【閑話】 我が名をあげよ
※義輝視点です。ほぼ独白なので、飛ばしても大丈夫です
今回は短め(2000字未満)
「ふん、田舎侍が」
明らかな蔑みを含んだ声に、義輝は片眉を上げた。
「止めよ」
「これは、失礼いたしました」
白粉を塗りたくった女のような顔に不満を滲ませ、形ばかりの礼を取る。
何か言いたそうなのを手で振って退室させた。
いい加減、侍従の慇懃無礼な態度にも慣れてきた。二百年以上続いた室町幕府を自分の代で終わりにするわけにはいかない。かつての権威を取り戻すべく、思いつく限りの手を打ってきた。東は伊達家の仲裁、西は九州探題の任命など、数多の武将たちと文を取り交わして意を探る。
それでも義輝のことを傀儡将軍だと思っている者は消えない。
「まだまだ、これからだ」
尾張守護職をいただきたい、と直接願い出てきた男を思い出す。
名を織田上総介信長といったか。尾張下四郡を支配するだけの小さな武家だったはずだが、ついに尾張守護職斯波氏を追放するに至ったらしい。そういえば、新たに御相伴衆へ加えた斎藤義龍がそのような名前を口にしていた。将軍家を歯牙にもかけぬ無法者ゆえ、近々成敗することになる。だが正当なる理由あってのことで、義輝の仲裁は不要とのことだった。
川中島で争っている上杉・武田の仲裁をした件を揶揄しているのだろう。
何度も繰り返し戦をすれば、民が疲弊する。荒れた土地に人は住めぬものだ。京の町も戦火に焼かれ、それは酷い有様だった。元通りの街並みへ戻すのに何年もかかった。
「私は、傀儡などではない」
ぐっと手を握りしめる。
義輝が11歳で将軍位に就いた時、父・義晴はまだ健勝であった。
管領の細川晴元との権威争いは熾烈を極め、戦に敗れては近江坂本に退避するを繰り返していた。就任式はその近江坂本で行われ、六角定頼が烏帽子親を務めた。
義輝ははじめ、義藤と名乗った。
第13代将軍足利義藤の誕生を、晴元も承認した。
元服したての少年には大人の複雑な駆け引きなど分からない。これで細川氏との関係は修復に向かうだろう、と安易な考えに縋ったのは甘いとしか言いようがない。
ほどなくして、細川氏の内部で分裂が起きたのだ。
細川家臣であった三好長慶が細川氏綱に味方し、本家の当主である晴元は管領の座から追われてしまう。義輝は長慶の暗殺を企てたものの、失敗に終わった。そして氏綱を次の管領にすることで、長慶と和睦したのである。

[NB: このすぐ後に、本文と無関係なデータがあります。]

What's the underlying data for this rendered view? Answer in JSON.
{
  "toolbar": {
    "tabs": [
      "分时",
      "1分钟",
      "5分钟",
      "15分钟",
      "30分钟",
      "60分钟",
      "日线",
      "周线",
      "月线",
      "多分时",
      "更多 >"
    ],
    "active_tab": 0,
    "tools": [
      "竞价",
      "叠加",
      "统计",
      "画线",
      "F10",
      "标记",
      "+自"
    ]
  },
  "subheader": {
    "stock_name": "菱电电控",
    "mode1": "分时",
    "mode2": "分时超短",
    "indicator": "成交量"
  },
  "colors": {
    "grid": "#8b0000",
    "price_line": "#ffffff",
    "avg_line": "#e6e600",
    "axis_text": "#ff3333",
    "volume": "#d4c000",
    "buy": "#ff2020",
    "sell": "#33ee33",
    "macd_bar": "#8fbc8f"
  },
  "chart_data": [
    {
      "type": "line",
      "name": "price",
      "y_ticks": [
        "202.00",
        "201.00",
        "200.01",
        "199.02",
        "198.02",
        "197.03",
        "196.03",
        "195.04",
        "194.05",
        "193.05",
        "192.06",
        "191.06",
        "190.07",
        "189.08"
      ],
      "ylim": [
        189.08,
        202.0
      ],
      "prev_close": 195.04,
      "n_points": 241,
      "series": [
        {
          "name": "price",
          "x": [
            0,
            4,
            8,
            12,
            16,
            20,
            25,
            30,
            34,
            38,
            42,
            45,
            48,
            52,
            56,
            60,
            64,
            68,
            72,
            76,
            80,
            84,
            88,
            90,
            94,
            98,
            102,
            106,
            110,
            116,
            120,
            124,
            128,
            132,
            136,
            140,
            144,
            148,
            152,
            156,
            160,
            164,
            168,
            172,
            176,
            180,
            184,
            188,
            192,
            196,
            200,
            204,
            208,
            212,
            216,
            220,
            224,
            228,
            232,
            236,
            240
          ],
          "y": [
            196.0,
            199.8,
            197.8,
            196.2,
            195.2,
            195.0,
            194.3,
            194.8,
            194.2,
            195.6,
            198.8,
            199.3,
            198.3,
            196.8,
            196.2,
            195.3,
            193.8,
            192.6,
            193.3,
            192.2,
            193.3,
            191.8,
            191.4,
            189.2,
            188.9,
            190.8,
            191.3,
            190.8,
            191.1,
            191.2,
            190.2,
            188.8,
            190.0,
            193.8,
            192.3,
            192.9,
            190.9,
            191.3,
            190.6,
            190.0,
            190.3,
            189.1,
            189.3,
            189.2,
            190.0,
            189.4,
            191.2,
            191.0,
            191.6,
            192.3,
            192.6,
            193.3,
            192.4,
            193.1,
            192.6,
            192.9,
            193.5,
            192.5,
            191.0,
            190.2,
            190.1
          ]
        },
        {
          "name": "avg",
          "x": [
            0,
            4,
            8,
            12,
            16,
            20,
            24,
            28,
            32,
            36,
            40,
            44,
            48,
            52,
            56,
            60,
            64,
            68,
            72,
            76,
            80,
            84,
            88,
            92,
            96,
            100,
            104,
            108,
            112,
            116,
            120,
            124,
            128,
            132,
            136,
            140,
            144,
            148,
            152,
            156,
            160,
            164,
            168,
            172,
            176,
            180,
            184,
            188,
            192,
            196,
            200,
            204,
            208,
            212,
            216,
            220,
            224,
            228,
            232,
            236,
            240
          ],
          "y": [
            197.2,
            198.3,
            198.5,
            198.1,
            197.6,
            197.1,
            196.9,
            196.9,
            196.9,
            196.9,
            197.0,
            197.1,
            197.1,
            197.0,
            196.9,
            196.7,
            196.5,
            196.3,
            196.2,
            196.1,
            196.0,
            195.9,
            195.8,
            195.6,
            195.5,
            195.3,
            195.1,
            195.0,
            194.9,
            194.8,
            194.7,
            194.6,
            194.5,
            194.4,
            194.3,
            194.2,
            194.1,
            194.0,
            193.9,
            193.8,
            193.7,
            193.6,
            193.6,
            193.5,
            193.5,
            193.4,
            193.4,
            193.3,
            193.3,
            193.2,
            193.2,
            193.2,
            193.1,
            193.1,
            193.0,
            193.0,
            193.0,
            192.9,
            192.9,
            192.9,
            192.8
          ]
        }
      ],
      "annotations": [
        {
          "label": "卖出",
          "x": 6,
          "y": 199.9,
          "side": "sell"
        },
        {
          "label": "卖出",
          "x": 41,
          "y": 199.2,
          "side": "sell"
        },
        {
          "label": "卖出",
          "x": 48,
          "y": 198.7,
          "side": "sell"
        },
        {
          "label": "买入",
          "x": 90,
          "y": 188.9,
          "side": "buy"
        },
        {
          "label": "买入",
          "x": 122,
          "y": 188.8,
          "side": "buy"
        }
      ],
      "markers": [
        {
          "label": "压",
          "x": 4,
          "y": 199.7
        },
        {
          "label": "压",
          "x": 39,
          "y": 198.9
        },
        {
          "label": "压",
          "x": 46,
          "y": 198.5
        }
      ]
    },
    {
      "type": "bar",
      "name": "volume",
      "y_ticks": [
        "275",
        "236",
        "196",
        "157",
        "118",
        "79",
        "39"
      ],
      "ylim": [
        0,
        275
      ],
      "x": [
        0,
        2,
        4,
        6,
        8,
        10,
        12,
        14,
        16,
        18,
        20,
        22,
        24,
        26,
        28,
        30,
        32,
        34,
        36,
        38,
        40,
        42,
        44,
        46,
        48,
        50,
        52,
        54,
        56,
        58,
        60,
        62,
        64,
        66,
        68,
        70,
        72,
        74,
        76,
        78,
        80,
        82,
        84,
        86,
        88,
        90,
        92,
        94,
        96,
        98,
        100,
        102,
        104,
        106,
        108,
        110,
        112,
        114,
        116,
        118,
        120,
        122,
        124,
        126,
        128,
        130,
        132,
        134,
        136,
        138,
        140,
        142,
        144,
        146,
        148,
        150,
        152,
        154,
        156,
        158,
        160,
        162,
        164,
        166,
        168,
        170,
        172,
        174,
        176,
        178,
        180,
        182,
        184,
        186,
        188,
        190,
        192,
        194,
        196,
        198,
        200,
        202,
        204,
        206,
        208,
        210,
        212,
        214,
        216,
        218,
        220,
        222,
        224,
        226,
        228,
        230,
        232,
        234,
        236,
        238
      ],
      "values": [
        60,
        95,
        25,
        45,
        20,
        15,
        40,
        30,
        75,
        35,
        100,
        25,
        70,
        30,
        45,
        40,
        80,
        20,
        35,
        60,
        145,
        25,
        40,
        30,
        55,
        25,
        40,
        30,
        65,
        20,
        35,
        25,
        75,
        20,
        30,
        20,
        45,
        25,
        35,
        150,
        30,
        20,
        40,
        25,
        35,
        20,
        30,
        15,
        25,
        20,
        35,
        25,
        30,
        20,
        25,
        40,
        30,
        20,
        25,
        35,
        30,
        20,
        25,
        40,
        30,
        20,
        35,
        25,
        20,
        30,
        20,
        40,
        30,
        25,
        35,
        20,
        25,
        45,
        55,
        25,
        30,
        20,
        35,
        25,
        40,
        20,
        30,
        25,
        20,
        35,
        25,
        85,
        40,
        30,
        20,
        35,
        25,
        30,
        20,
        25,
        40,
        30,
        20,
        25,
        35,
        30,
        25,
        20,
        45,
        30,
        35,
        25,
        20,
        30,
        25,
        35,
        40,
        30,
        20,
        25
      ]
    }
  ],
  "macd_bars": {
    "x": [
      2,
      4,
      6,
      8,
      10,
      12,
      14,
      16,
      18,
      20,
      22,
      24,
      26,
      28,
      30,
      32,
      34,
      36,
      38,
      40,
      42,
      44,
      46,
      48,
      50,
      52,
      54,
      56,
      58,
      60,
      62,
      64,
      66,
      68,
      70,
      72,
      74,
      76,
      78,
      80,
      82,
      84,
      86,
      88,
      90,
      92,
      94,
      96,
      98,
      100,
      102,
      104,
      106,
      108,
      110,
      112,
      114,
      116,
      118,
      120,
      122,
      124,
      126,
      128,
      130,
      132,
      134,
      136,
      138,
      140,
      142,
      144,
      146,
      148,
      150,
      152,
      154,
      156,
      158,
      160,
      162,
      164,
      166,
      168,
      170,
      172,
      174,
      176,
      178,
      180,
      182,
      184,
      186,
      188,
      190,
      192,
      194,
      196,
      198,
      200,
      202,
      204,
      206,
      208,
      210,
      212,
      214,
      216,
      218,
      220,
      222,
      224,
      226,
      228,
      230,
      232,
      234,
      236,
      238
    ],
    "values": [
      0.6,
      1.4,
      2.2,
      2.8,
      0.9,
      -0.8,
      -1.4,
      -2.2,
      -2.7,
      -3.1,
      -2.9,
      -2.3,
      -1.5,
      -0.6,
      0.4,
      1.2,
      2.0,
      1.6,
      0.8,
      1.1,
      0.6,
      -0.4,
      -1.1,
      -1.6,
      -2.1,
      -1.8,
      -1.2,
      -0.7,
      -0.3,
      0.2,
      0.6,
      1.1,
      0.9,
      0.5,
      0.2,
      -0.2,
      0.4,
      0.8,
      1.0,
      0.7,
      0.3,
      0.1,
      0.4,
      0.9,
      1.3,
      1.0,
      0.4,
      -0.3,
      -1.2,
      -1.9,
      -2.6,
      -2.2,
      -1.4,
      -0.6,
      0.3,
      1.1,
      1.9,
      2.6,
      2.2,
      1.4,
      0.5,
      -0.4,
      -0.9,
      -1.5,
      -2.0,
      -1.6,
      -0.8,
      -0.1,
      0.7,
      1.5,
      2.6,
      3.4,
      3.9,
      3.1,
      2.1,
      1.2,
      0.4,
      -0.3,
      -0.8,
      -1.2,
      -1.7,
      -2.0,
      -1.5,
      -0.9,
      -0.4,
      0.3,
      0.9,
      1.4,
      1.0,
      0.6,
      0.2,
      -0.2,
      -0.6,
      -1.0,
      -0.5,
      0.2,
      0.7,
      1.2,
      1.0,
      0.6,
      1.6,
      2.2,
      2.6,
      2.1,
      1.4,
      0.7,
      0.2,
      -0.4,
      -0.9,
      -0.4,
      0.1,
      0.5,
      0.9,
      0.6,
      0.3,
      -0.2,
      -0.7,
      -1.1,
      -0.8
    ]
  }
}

だが、彼らは言いなりになる将軍しか必要としていなかった。
晴元の手を借りて長慶に戦いを挑むも、敗北。父と同じように近江坂本へ落ち延びた。そこでの五年間は、義輝にとって屈辱としか言いようがない。いつの間にか年号が永禄に変わっていたのを知らず、3ヶ月も古い年号である弘治を使い続けていた。
これはもちろん、朝廷に抗議した。が、全く取り合ってもらえなかった。
朝廷にすら認めてもらえない悔しさは、将軍としての再起を図る原動力になった。もちろん長慶とその家臣である松永久秀をどうにかしないと、義輝の親政は行えない。
永禄元年、ついに六角義賢の仲介で5年ぶりの上洛を果たした。
この六角氏も厄介な相手で、助力すると言いながら支援を打ち切るなどして義輝を困らせた。三好氏にも戦上手な者が多く、何度辛酸を舐めさせられたか分からない。
「ようやく、ようやくだ」
三好実休の戦死で、三好氏の勢いに陰りが見え始めた。
六角義賢が畠山高政と結んで、畿内で武力蜂起したのである。義輝自身も、かつての孤立無援であった頃から着実に味方を増やした。義輝が号令をかければ、13代将軍の名のもとに各地の勇将たちが集うだろう。
「……しかし、あの上総介という男」
直接言葉を交わすことなく終わったが、なんとなく印象に残っている。
義龍の言うような無法者には見えなかった。じっと義輝を睨みつける眼力に、意志の強さを感じたくらいだ。作法もきちんとしていたし、人伝の噂は当てにならないらしい。どこの土地でも双方の言い分を聞いてみると、片方が悪いだけというのは意外に少ない。なればこそ義龍と信長が対立する時には、義輝が間に立ってやろう。
武家同士をまとめるのも、武家の棟梁である征夷大将軍の仕事なのだから。